One of the largest firms involved is the Egyptian private equity firm Citadel Capital, which has leased 259,500 acres for farming. This plantation has provided little local employment, being mostly run by Zimbabweans. A Ugandan conglomerate called the Madhvani Group has also entered into a preliminary agreement with the government of South Soudan to revitalize a government-owned sugar plantation and processing facility in Mangala Payam. This plantation would cover 10,000 ha of prime riverfront property along the Nile, about 70 kilometers north of Juba. According to the paramount chief in Mangala, the community has not been involved in any of the investment negotiations.
Concerns about foreign exploitation has led organizations such as OI and NPA to urge a moratorium on new land deals until a better framework is established.

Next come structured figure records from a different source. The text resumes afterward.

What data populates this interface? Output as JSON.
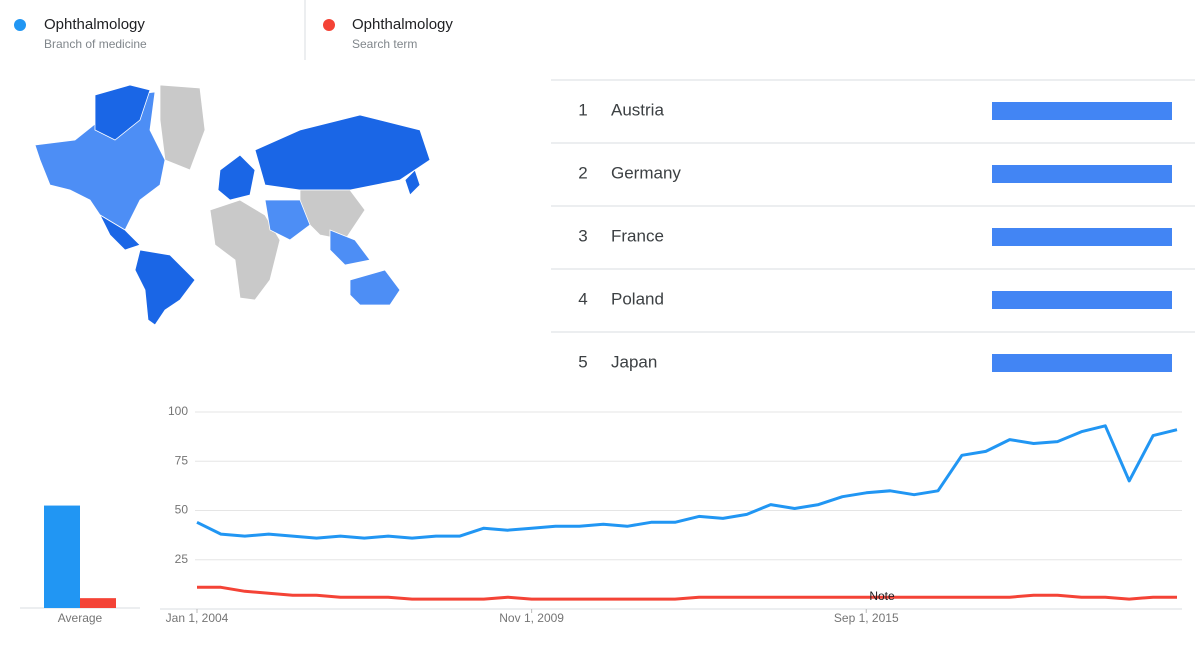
{
  "regions": {
    "color": "#4285f4",
    "rows": [
      {
        "rank": 1,
        "name": "Austria",
        "value": 100
      },
      {
        "rank": 2,
        "name": "Germany",
        "value": 100
      },
      {
        "rank": 3,
        "name": "France",
        "value": 100
      },
      {
        "rank": 4,
        "name": "Poland",
        "value": 100
      },
      {
        "rank": 5,
        "name": "Japan",
        "value": 100
      }
    ]
  },
  "chart_data": [
    {
      "type": "bar",
      "categories": [
        "Average"
      ],
      "ylim": [
        0,
        100
      ],
      "series": [
        {
          "color": "#2196f3",
          "values": [
            52
          ]
        },
        {
          "color": "#f44336",
          "values": [
            5
          ]
        }
      ]
    },
    {
      "type": "line",
      "annotation": "Note",
      "ylim": [
        0,
        100
      ],
      "yticks": [
        25,
        50,
        75,
        100
      ],
      "grid": true,
      "categories": [
        "Jan 1, 2004",
        null,
        null,
        null,
        null,
        null,
        null,
        null,
        null,
        null,
        null,
        null,
        null,
        null,
        "Nov 1, 2009",
        null,
        null,
        null,
        null,
        null,
        null,
        null,
        null,
        null,
        null,
        null,
        null,
        null,
        "Sep 1, 2015",
        null,
        null,
        null,
        null,
        null,
        null,
        null,
        null,
        null,
        null,
        null,
        null,
        null
      ],
      "series": [
        {
          "name": "Ophthalmology",
          "subtitle": "Branch of medicine",
          "color": "#2196f3",
          "values": [
            44,
            38,
            37,
            38,
            37,
            36,
            37,
            36,
            37,
            36,
            37,
            37,
            41,
            40,
            41,
            42,
            42,
            43,
            42,
            44,
            44,
            47,
            46,
            48,
            53,
            51,
            53,
            57,
            59,
            60,
            58,
            60,
            78,
            80,
            86,
            84,
            85,
            90,
            93,
            65,
            88,
            91
          ]
        },
        {
          "name": "Ophthalmology",
          "subtitle": "Search term",
          "color": "#f44336",
          "values": [
            11,
            11,
            9,
            8,
            7,
            7,
            6,
            6,
            6,
            5,
            5,
            5,
            5,
            6,
            5,
            5,
            5,
            5,
            5,
            5,
            5,
            6,
            6,
            6,
            6,
            6,
            6,
            6,
            6,
            6,
            6,
            6,
            6,
            6,
            6,
            7,
            7,
            6,
            6,
            5,
            6,
            6
          ]
        }
      ]
    }
  ]
}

For its part, the South Sudan's Land Commission, a task force headed by Robert Lado in charge of advising the government and drawing up the new policy, is pushing for land administrations at county and sub-county level that are run by community members, including women and tribal elders.
South Sudan's economy is one of the world's weakest and most underdeveloped. Most villages in the country have no electricity or running water, and its overall infrastructure is lacking with few paved roads anywhere. In 2012, The World Bank approved a four-year, $38 million USD investment loan to South Sudan's Ministry of Roads and Bridges to build rural and inter-urban roads and highways.

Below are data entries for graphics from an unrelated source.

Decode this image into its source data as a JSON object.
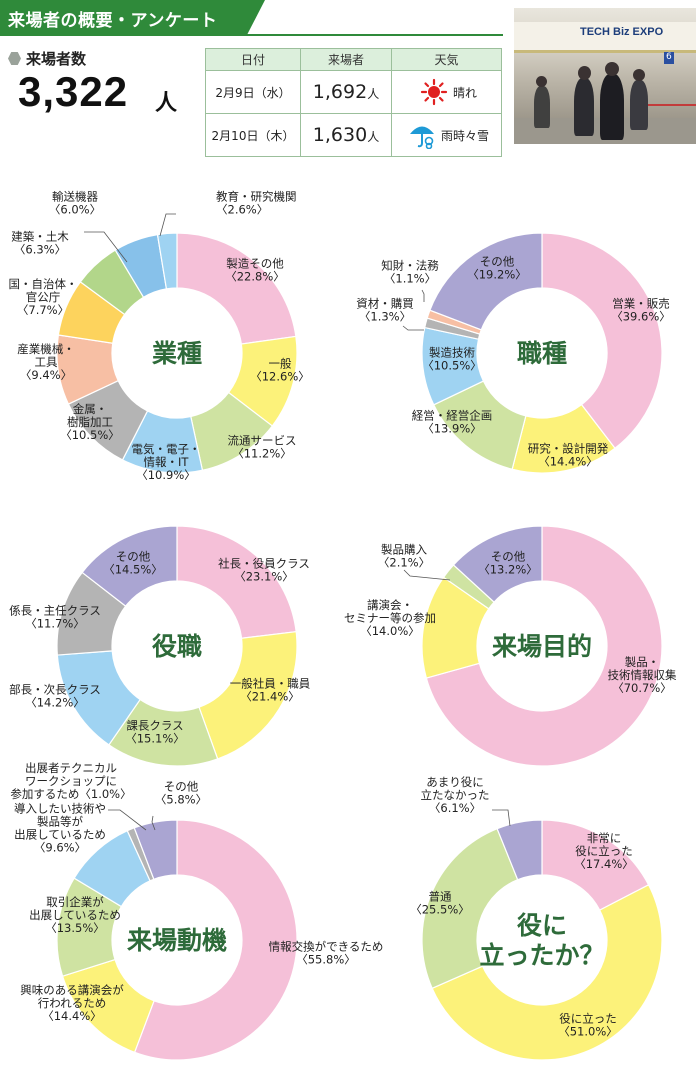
{
  "header": {
    "title": "来場者の概要・アンケート"
  },
  "summary": {
    "label": "来場者数",
    "value": "3,322",
    "unit": "人"
  },
  "table": {
    "columns": [
      "日付",
      "来場者",
      "天気"
    ],
    "rows": [
      {
        "date": "2月9日（水）",
        "count": "1,692",
        "unit": "人",
        "weather": "晴れ",
        "icon": "sun-icon"
      },
      {
        "date": "2月10日（木）",
        "count": "1,630",
        "unit": "人",
        "weather": "雨時々雪",
        "icon": "umbrella-snow-icon"
      }
    ]
  },
  "photo": {
    "banner": "TECH Biz EXPO",
    "sign": "6"
  },
  "colors": {
    "pink": "#f5c0d8",
    "yellow": "#fcf27a",
    "lightgreen": "#cfe3a2",
    "lightblue": "#9fd3f2",
    "gray": "#b4b4b4",
    "salmon": "#f7bfa4",
    "orange": "#fdd35d",
    "green": "#b2d68a",
    "blue": "#87c1ea",
    "purple": "#aaa5d2",
    "center_text": "#2e6b3a"
  },
  "chart_data": [
    {
      "type": "pie",
      "title": "業種",
      "categories": [
        "製造その他",
        "一般",
        "流通サービス",
        "電気・電子・情報・IT",
        "金属・樹脂加工",
        "産業機械・工具",
        "国・自治体・官公庁",
        "建築・土木",
        "輸送機器",
        "教育・研究機関"
      ],
      "values": [
        22.8,
        12.6,
        11.2,
        10.9,
        10.5,
        9.4,
        7.7,
        6.3,
        6.0,
        2.6
      ],
      "label_lines": [
        [
          "製造その他",
          "〈22.8%〉"
        ],
        [
          "一般",
          "〈12.6%〉"
        ],
        [
          "流通サービス",
          "〈11.2%〉"
        ],
        [
          "電気・電子・",
          "情報・IT",
          "〈10.9%〉"
        ],
        [
          "金属・",
          "樹脂加工",
          "〈10.5%〉"
        ],
        [
          "産業機械・",
          "工具",
          "〈9.4%〉"
        ],
        [
          "国・自治体・",
          "官公庁",
          "〈7.7%〉"
        ],
        [
          "建築・土木",
          "〈6.3%〉"
        ],
        [
          "輸送機器",
          "〈6.0%〉"
        ],
        [
          "教育・研究機関",
          "〈2.6%〉"
        ]
      ],
      "colors": [
        "#f5c0d8",
        "#fcf27a",
        "#cfe3a2",
        "#9fd3f2",
        "#b4b4b4",
        "#f7bfa4",
        "#fdd35d",
        "#b2d68a",
        "#87c1ea",
        "#9fd3f2"
      ]
    },
    {
      "type": "pie",
      "title": "職種",
      "categories": [
        "営業・販売",
        "研究・設計開発",
        "経営・経営企画",
        "製造技術",
        "資材・購買",
        "知財・法務",
        "その他"
      ],
      "values": [
        39.6,
        14.4,
        13.9,
        10.5,
        1.3,
        1.1,
        19.2
      ],
      "label_lines": [
        [
          "営業・販売",
          "〈39.6%〉"
        ],
        [
          "研究・設計開発",
          "〈14.4%〉"
        ],
        [
          "経営・経営企画",
          "〈13.9%〉"
        ],
        [
          "製造技術",
          "〈10.5%〉"
        ],
        [
          "資材・購買",
          "〈1.3%〉"
        ],
        [
          "知財・法務",
          "〈1.1%〉"
        ],
        [
          "その他",
          "〈19.2%〉"
        ]
      ],
      "colors": [
        "#f5c0d8",
        "#fcf27a",
        "#cfe3a2",
        "#9fd3f2",
        "#b4b4b4",
        "#f7bfa4",
        "#aaa5d2"
      ]
    },
    {
      "type": "pie",
      "title": "役職",
      "categories": [
        "社長・役員クラス",
        "一般社員・職員",
        "課長クラス",
        "部長・次長クラス",
        "係長・主任クラス",
        "その他"
      ],
      "values": [
        23.1,
        21.4,
        15.1,
        14.2,
        11.7,
        14.5
      ],
      "label_lines": [
        [
          "社長・役員クラス",
          "〈23.1%〉"
        ],
        [
          "一般社員・職員",
          "〈21.4%〉"
        ],
        [
          "課長クラス",
          "〈15.1%〉"
        ],
        [
          "部長・次長クラス",
          "〈14.2%〉"
        ],
        [
          "係長・主任クラス",
          "〈11.7%〉"
        ],
        [
          "その他",
          "〈14.5%〉"
        ]
      ],
      "colors": [
        "#f5c0d8",
        "#fcf27a",
        "#cfe3a2",
        "#9fd3f2",
        "#b4b4b4",
        "#aaa5d2"
      ]
    },
    {
      "type": "pie",
      "title": "来場目的",
      "categories": [
        "製品・技術情報収集",
        "講演会・セミナー等の参加",
        "製品購入",
        "その他"
      ],
      "values": [
        70.7,
        14.0,
        2.1,
        13.2
      ],
      "label_lines": [
        [
          "製品・",
          "技術情報収集",
          "〈70.7%〉"
        ],
        [
          "講演会・",
          "セミナー等の参加",
          "〈14.0%〉"
        ],
        [
          "製品購入",
          "〈2.1%〉"
        ],
        [
          "その他",
          "〈13.2%〉"
        ]
      ],
      "colors": [
        "#f5c0d8",
        "#fcf27a",
        "#cfe3a2",
        "#aaa5d2"
      ]
    },
    {
      "type": "pie",
      "title": "来場動機",
      "categories": [
        "情報交換ができるため",
        "興味のある講演会が行われるため",
        "取引企業が出展しているため",
        "導入したい技術や製品等が出展しているため",
        "出展者テクニカルワークショップに参加するため",
        "その他"
      ],
      "values": [
        55.8,
        14.4,
        13.5,
        9.6,
        1.0,
        5.8
      ],
      "label_lines": [
        [
          "情報交換ができるため",
          "〈55.8%〉"
        ],
        [
          "興味のある講演会が",
          "行われるため",
          "〈14.4%〉"
        ],
        [
          "取引企業が",
          "出展しているため",
          "〈13.5%〉"
        ],
        [
          "導入したい技術や",
          "製品等が",
          "出展しているため",
          "〈9.6%〉"
        ],
        [
          "出展者テクニカル",
          "ワークショップに",
          "参加するため〈1.0%〉"
        ],
        [
          "その他",
          "〈5.8%〉"
        ]
      ],
      "colors": [
        "#f5c0d8",
        "#fcf27a",
        "#cfe3a2",
        "#9fd3f2",
        "#b4b4b4",
        "#aaa5d2"
      ]
    },
    {
      "type": "pie",
      "title": "役に立ったか？",
      "title_lines": [
        "役に",
        "立ったか？"
      ],
      "categories": [
        "非常に役に立った",
        "役に立った",
        "普通",
        "あまり役に立たなかった"
      ],
      "values": [
        17.4,
        51.0,
        25.5,
        6.1
      ],
      "label_lines": [
        [
          "非常に",
          "役に立った",
          "〈17.4%〉"
        ],
        [
          "役に立った",
          "〈51.0%〉"
        ],
        [
          "普通",
          "〈25.5%〉"
        ],
        [
          "あまり役に",
          "立たなかった",
          "〈6.1%〉"
        ]
      ],
      "colors": [
        "#f5c0d8",
        "#fcf27a",
        "#cfe3a2",
        "#aaa5d2"
      ]
    }
  ]
}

Access to clean water in South Sudan is a major challenge for many people.
The nation has some telecommunications service through operators like MTN Group (formerly known as Investcom), but currently lacks the infrastructure to offer high speed Internet connections. In March 2015, South Sudan's minister for telecommunications and postal services revealed plans for the government to lay 1,600 kilometers of fiber-optic cable across the country within two years. The government plans to connect this network with undersea cables via existing infrastructure in Uganda and Tanzania.

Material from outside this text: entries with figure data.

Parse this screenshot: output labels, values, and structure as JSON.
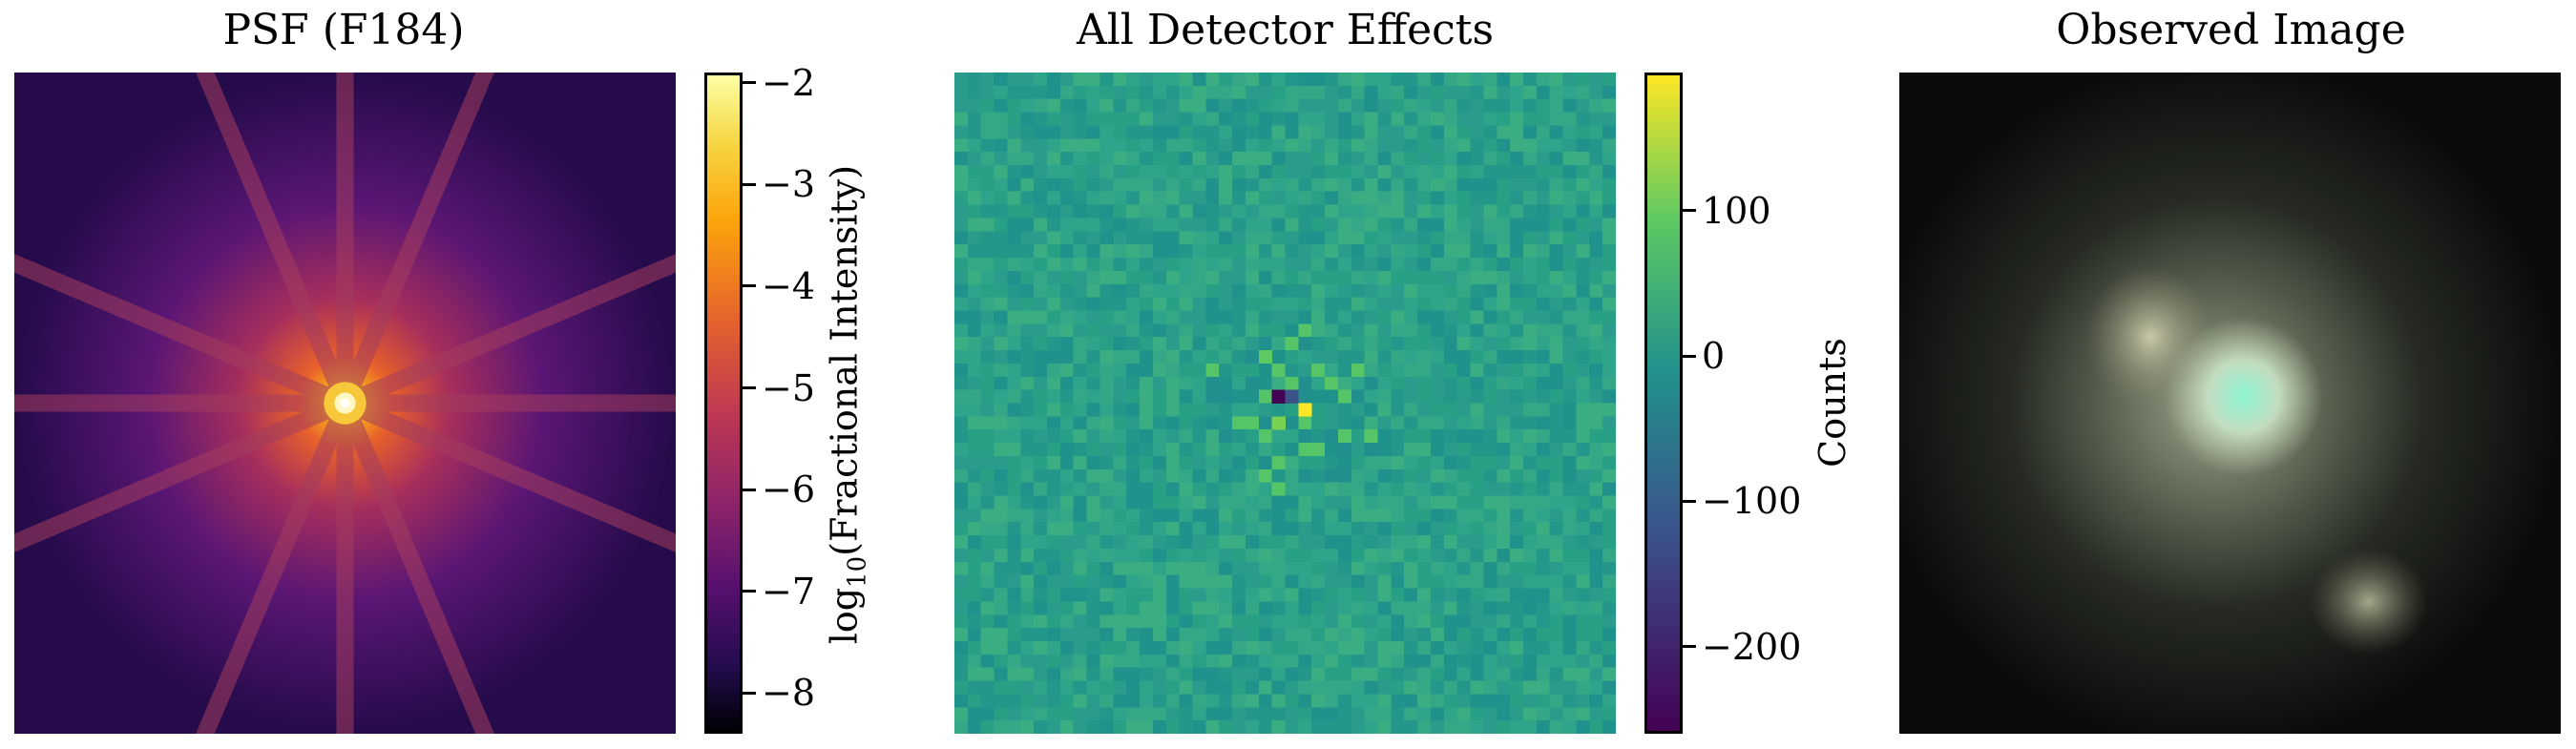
{
  "chart_data": [
    {
      "type": "heatmap",
      "title": "PSF (F184)",
      "colormap": "inferno",
      "colorbar": {
        "label_main": "log",
        "label_sub": "10",
        "label_rest": "(Fractional Intensity)",
        "range": [
          -8.4,
          -1.9
        ],
        "ticks": [
          -2,
          -3,
          -4,
          -5,
          -6,
          -7,
          -8
        ],
        "tick_labels": [
          "−2",
          "−3",
          "−4",
          "−5",
          "−6",
          "−7",
          "−8"
        ]
      }
    },
    {
      "type": "heatmap",
      "title": "All Detector Effects",
      "colormap": "viridis",
      "colorbar": {
        "label": "Counts",
        "range": [
          -260,
          195
        ],
        "ticks": [
          100,
          0,
          -100,
          -200
        ],
        "tick_labels": [
          "100",
          "0",
          "−100",
          "−200"
        ]
      }
    },
    {
      "type": "heatmap",
      "title": "Observed Image"
    }
  ]
}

Until 1992, the Sudanese Pound has replaced the dinar as Sudan's currency. Until a referendum, South Sudan will become to first to use the new currency and will be nicknamed 'the Sudani'. Inaugural Finance Minister David Deng Athorbie announced the creation of the South Sudanese pound to go into effect a week after independence.
The presidents of Kenya and Rwanda invited the Autonomous Government of Southern Sudan to apply for membership upon the independence of South Sudan in 2011, and South Sudan was reportedly an applicant country as of mid-July 2011. As of early-October, South Sudan is said to officially become a member in the future.
Analysts suggested that South Sudan's early efforts to integrate infrastructure, including rail links and oil pipelines, with systems in Kenya and Uganda indicated intention on the part of Juba to pivot away from dependence on Sudan and toward East Africa. Reuters considers South Sudan the likeliest candidate for EAC expansion in the short term, and an article in Tanzanian daily The Citizen that reported East African Legislative Assembly Speaker Abdirahin Haithar Abdi said South Sudan was "free to join the EAC" asserted that analysts believe the country will soon become a full member of the regional body.
On 17 September, the Daily Nation quoted a South Sudanese MP as saying that while his government was eager to join the EAC, it would likely delay its membership over concerns that its economy was not sufficiently developed to compete with EAC member states and could become a "dumping ground" for Kenyan, Tanzanian, and Ugandan imports. This was contradicted by President Salva Kiir, who announced South Sudan had officially embarked on the application process one month later.